Abstract

A machining test of cone frustum, described in NAS (National Aerospace Standard) 979, is widely accepted by machine tool builders to evaluate the machining performance of five-axis machine tools. This paper discusses the influence of various error motions of rotary axes on a five-axis machine tool on the machining geometric accuracy of cone frustum machined by this test. Position-independent geometric errors, or location errors, associated with rotary axes, such as the squareness error of a rotary axis and a linear axis, can be seen as the most fundamental errors in five-axis kinematics. More complex errors, such as the deformation caused by the gravity, the pure radial error motion of a rotary axis, the angular positioning error of a rotary axis, can be modeled as position-dependent geometric errors of a rotary axis. This paper first describes a kinematic model of a five-axis machine tool under position-independent and position-dependent geometric errors associated with rotary axes. The influence of each error on machining geometric accuracy of a cone frustum is simulated by using this model.
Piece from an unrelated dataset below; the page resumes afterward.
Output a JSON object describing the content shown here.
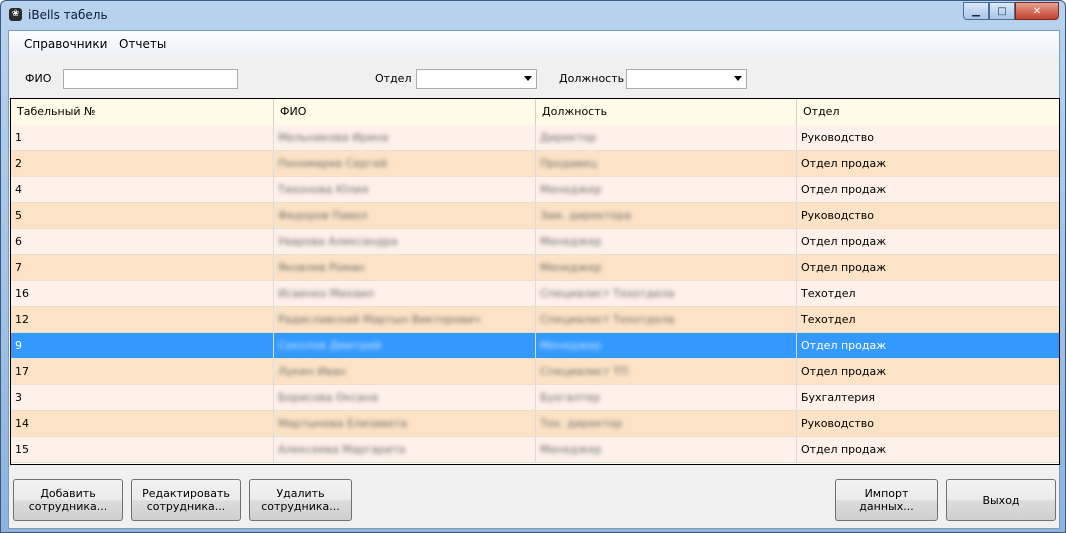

From these simulations, we show that some critical errors associated with a rotary axis impose no or negligibly small effect on the machining error. An experimental case study is presented to demonstrate the application of R -test to measure the enlargement of a periodic radial error motion of C -axis with B -axis rotation, which is shown by present numerical simulations to be among potentially critical error factors for cone frustum machining test.